Literary reviews by Tim Love.
Warning: Rather than reviews, these are often notes in preparation for reviews that were never finished, or pleas for help with understanding pieces. See Litref Reviews - a rationale for details.

Friday, 25 January 2008

"We Were Pedestrians" by Gerard Woodward (Chatto & Windus, 2005)

£9! He has a gift for metaphor and simile - landed parachutists dealing with "the slow/Blubber of their chutes"; "the waggle-dance/Of a small forklift"; a "[toilet] cistern/Refills like an old lady/Pouring tea", and when a saucepan lid is raised, "Everything is stowed, A crowd disappears, blunt Instruments are sleeved". He has good ideas for pieces ("Head", "EcoPoesis"). He can spin out a story ("Elephant"). For all that, I think these strength don't combine often enough, and when they're all absent, there are few language-based features to fall back on.

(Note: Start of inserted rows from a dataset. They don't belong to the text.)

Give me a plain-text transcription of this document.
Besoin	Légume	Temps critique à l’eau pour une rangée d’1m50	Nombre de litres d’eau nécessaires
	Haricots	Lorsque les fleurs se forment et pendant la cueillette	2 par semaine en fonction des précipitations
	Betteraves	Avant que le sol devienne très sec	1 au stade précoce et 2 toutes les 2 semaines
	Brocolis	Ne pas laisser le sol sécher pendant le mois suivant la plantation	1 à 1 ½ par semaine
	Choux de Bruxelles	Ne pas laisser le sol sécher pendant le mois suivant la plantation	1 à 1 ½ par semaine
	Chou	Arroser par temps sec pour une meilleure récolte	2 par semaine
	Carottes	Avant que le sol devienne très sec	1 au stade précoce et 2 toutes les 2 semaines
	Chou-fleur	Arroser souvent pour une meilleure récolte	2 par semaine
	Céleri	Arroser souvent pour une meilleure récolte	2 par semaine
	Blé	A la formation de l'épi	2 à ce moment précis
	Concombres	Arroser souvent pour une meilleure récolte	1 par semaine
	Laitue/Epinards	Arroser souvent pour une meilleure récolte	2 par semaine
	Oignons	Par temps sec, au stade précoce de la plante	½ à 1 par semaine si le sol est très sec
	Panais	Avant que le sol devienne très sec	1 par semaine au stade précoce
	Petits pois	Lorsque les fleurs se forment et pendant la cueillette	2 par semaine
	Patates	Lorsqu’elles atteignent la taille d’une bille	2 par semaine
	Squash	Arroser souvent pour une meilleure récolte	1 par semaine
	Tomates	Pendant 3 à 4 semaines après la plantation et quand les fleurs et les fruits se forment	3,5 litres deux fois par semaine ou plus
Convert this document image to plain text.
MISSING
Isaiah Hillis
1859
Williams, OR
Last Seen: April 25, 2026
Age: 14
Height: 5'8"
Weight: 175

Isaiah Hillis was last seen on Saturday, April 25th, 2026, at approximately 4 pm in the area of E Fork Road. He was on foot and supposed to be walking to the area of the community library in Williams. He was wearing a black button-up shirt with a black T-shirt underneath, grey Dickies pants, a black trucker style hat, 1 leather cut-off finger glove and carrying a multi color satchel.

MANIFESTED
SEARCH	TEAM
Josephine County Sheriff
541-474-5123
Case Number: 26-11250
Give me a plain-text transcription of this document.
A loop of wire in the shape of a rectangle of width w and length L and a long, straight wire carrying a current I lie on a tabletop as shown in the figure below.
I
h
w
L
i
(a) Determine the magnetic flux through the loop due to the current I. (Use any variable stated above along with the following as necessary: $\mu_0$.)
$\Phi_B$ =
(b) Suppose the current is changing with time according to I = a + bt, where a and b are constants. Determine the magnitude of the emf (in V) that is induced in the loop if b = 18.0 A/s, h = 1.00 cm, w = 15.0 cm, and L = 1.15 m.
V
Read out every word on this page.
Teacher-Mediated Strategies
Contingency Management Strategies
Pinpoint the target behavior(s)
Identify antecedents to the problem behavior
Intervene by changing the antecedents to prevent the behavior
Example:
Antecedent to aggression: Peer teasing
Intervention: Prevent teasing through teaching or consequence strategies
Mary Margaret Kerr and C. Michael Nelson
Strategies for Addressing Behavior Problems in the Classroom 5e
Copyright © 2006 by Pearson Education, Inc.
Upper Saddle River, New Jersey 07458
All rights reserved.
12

Yes, there are striking metaphors, but they're set in prose like "The nights were so dark You'd think the sun Was never coming back. I'd sometimes lie in the bed Kept awake by this noise That was probably the central Heating fluttering into life" and "The art of poking the tongue To seal a letter, to fix a stamp, May soon belong with leech-Medicine and the eating Of placentas, to an age Of unhygienic romance." And yes, there are 3 villanelles, though "Dr Profundo" is only saved by "memories came like butterflies/ Across the meadows of my brain". "James" has an abaa rhyme scheme and "North from Reykjavik" has rhyming couplets. Elsewhere the initial caps and the line-breaks that give the text an orderly visual appearance have a detrimental, distracting effect on me. "The Overcoat" for example has some good images, but the format does the content no favours. "The Plume" and "On the corner" are barely poetic, though they're laid out very poetically.

I'm not suggesting that these should be "prose poems", or that all poems should be uniformly imagistic, only that there shouldn't be redundant line-breaks. In other countries writers publish short "texts" or aphorisms that haven't been sliced or bloated to suit another genre. To me, this book's white space is an expensive way of telling the reader to read poetically. In amongst journalism etc, such a ploy might be a necessary cue, but in a homogeneous book what's the problem?